CalTech: Antibody carriers grant HIV protection across mucosal membranes

Vectored immunoprophylaxis model--Courtesy of CalTech

Building on research they performed in 2011, scientists at the California Institute of Technology showed that they can use an antibody delivery method to combat HIV across mucosal surfaces. The technique could help prevent vaginal transmission of the virus in humans, according to the university.

In their original work, the researchers developed an approach they called Vectored ImmunoProphylaxis, or VIP, which provides the antibodies to protect against infection. Unlike a vaccine, the vectors--small, harmless viruses--deliver a gene that prompts the body to create the antibodies.
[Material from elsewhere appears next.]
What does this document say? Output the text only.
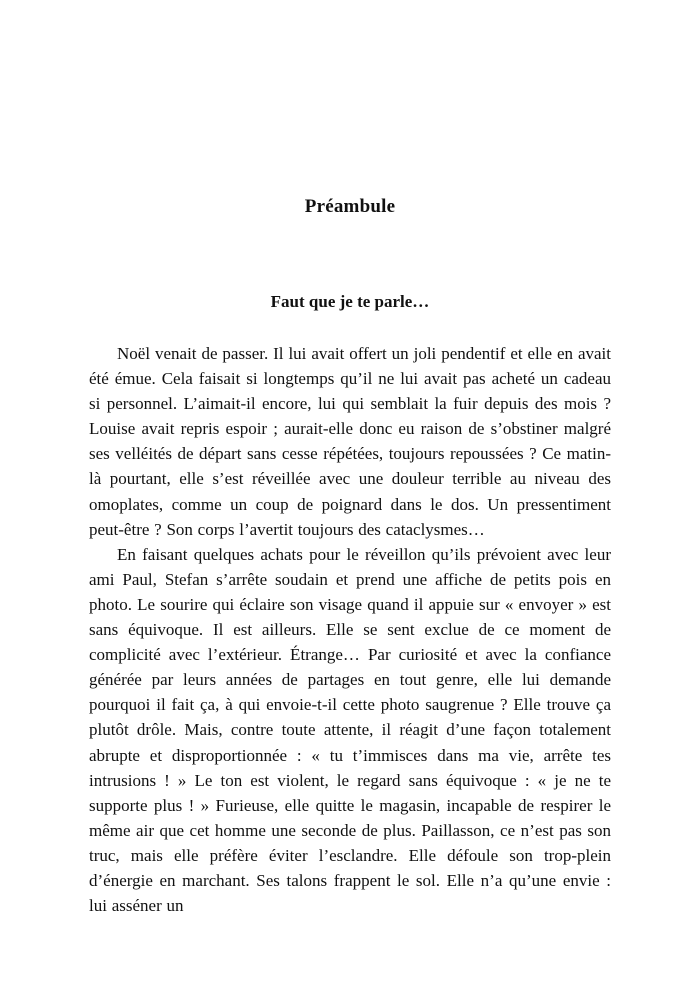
Préambule
Faut que je te parle…

Noël venait de passer. Il lui avait offert un joli pendentif et elle en avait été émue. Cela faisait si longtemps qu’il ne lui avait pas acheté un cadeau si personnel. L’aimait-il encore, lui qui semblait la fuir depuis des mois ? Louise avait repris espoir ; aurait-elle donc eu raison de s’obstiner malgré ses velléités de départ sans cesse répétées, toujours repoussées ? Ce matin-là pourtant, elle s’est réveillée avec une douleur terrible au niveau des omoplates, comme un coup de poignard dans le dos. Un pressentiment peut-être ? Son corps l’avertit toujours des cataclysmes…

En faisant quelques achats pour le réveillon qu’ils prévoient avec leur ami Paul, Stefan s’arrête soudain et prend une affiche de petits pois en photo. Le sourire qui éclaire son visage quand il appuie sur « envoyer » est sans équivoque. Il est ailleurs. Elle se sent exclue de ce moment de complicité avec l’extérieur. Étrange… Par curiosité et avec la confiance générée par leurs années de partages en tout genre, elle lui demande pourquoi il fait ça, à qui envoie-t-il cette photo saugrenue ? Elle trouve ça plutôt drôle. Mais, contre toute attente, il réagit d’une façon totalement abrupte et disproportionnée : « tu t’immisces dans ma vie, arrête tes intrusions ! » Le ton est violent, le regard sans équivoque : « je ne te supporte plus ! » Furieuse, elle quitte le magasin, incapable de respirer le même air que cet homme une seconde de plus. Paillasson, ce n’est pas son truc, mais elle préfère éviter l’esclandre. Elle défoule son trop-plein d’énergie en marchant. Ses talons frappent le sol. Elle n’a qu’une envie : lui asséner un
This skips the step of vaccination that involves placing the actual virus in a host.

But the tests back then involved injecting the vectors into the mouse's leg muscle, which isn't a real-world application for HIV prevention. In the new research, published in the journal Nature Medicine, the CalTech team demonstrated the protection of humanized mice from mucosal HIV infection, the type that occurs across the mucosal surfaces during sexual intercourse. According to the abstract, the mice that had the antibody injection were completely resistant to HIV when the virus was introduced vaginally.

And the VIP delivery vehicle is what allows this large number of antibodies to travel safely and effectively within the blood stream, the researchers note.

"The method that we developed has now been validated in the most natural possible setting in a mouse," said lead author and Nobel laureate David Baltimore, in a statement. "This procedure is extremely effective against a naturally transmitted strain and by an intravaginal infection route, which is a model of how HIV is transmitted in most of the infections that occur in the world."

Although the team notes that the translation of the mouse model to humans is a far cry, they are now working with the National Institutes of Health's Vaccine Research Center on the beginnings of a clinical program evaluation, according to the university's announcement.